High Plank Your Way into the New Year
With the dawn of a new year upon us, many are rushing to set goals, deciding which latest training program, regimen, or diet is best. Chances are, if you are like me, you might have a tendency to over complicate things. So, let’s combat our inclinations and stick to fundamentals. After all, developing strong fundamentals helps us to build a strong foundation upon which to build, and the good news is…you can implement this exercise virtually anywhere.
The high plank can be found in many training routines, and is a staple in Vinyasa and Ashtanga yoga. While the high plank may not be held for a long duration, a solid high plank is the first step to chaturanga dandasana (4 limbed-staff pose), also known as the tricep pushup, common in most vinyasa flows.
A strong plank is imperative for a proper, effective chatarunga. If you have weak shoulders or poor shoulder alignment, the following steps can be done while in a forearm plank.
Start in a table-top position. Bring shoulders over the wrists, while keeping the all portions of the hands down on your mat. Step both legs back into a plank position.
This is where you do your personal inventory of shoulders, elbows, and wrists. If sharp pain is happening in those joints, now is the time to get on your forearms (shoulders over elbows).
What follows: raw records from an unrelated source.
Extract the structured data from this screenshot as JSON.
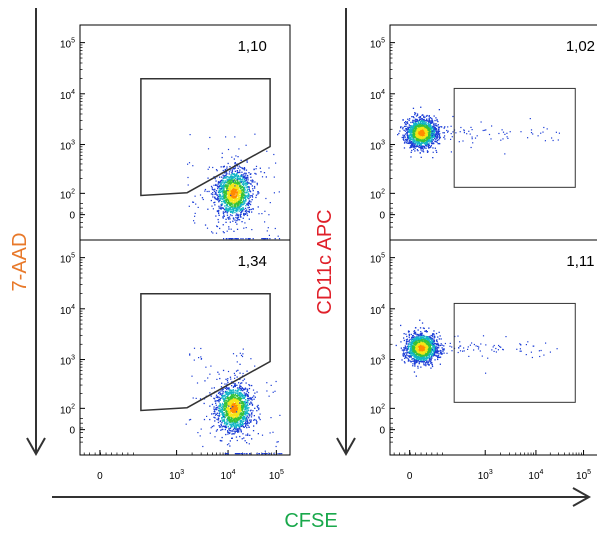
{
  "axis_labels": {
    "left_y": "7-AAD",
    "right_y": "CD11c APC",
    "x": "CFSE"
  },
  "colors": {
    "left_y_label": "#e8792a",
    "right_y_label": "#e0202a",
    "x_label": "#19a84b",
    "arrow": "#333333",
    "frame": "#000000",
    "gate": "#333333"
  },
  "chart_data": [
    {
      "type": "scatter",
      "panel": "left-top",
      "scale": "biexponential",
      "ytick_labels": [
        "10^5",
        "10^4",
        "10^3",
        "10^2",
        "0"
      ],
      "xtick_labels": [],
      "gate": "polygon",
      "gate_percent": "1,10",
      "population": {
        "x_center": "10^4",
        "y_center": "10^2"
      }
    },
    {
      "type": "scatter",
      "panel": "left-bottom",
      "scale": "biexponential",
      "ytick_labels": [
        "10^5",
        "10^4",
        "10^3",
        "10^2",
        "0"
      ],
      "xtick_labels": [
        "0",
        "10^3",
        "10^4",
        "10^5"
      ],
      "gate": "polygon",
      "gate_percent": "1,34",
      "population": {
        "x_center": "10^4",
        "y_center": "10^2"
      }
    },
    {
      "type": "scatter",
      "panel": "right-top",
      "scale": "biexponential",
      "ytick_labels": [
        "10^5",
        "10^4",
        "10^3",
        "10^2",
        "0"
      ],
      "xtick_labels": [],
      "gate": "rectangle",
      "gate_percent": "1,02",
      "population": {
        "x_center": "0",
        "y_center": "10^3"
      }
    },
    {
      "type": "scatter",
      "panel": "right-bottom",
      "scale": "biexponential",
      "ytick_labels": [
        "10^5",
        "10^4",
        "10^3",
        "10^2",
        "0"
      ],
      "xtick_labels": [
        "0",
        "10^3",
        "10^4",
        "10^5"
      ],
      "gate": "rectangle",
      "gate_percent": "1,11",
      "population": {
        "x_center": "0",
        "y_center": "10^3"
      }
    }
  ]
}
If you have a mirror available, check your hips and make sure they are in line with your upper body. Keep that form and bring your neck back to its neutral state, aligned with your spine.
Without putting all your weight in your lower body, engage your legs. Distribute your weight evenly from your heels to the crown of the head.
Hold for 30 seconds to one minute depending on your medical history and skill level. To release, slowly drop your knees to the ground.
Your physical regimen is a practice. Your strength may vary from one day to the next. Embrace where you are physically, enjoy the journey, and listen to your body.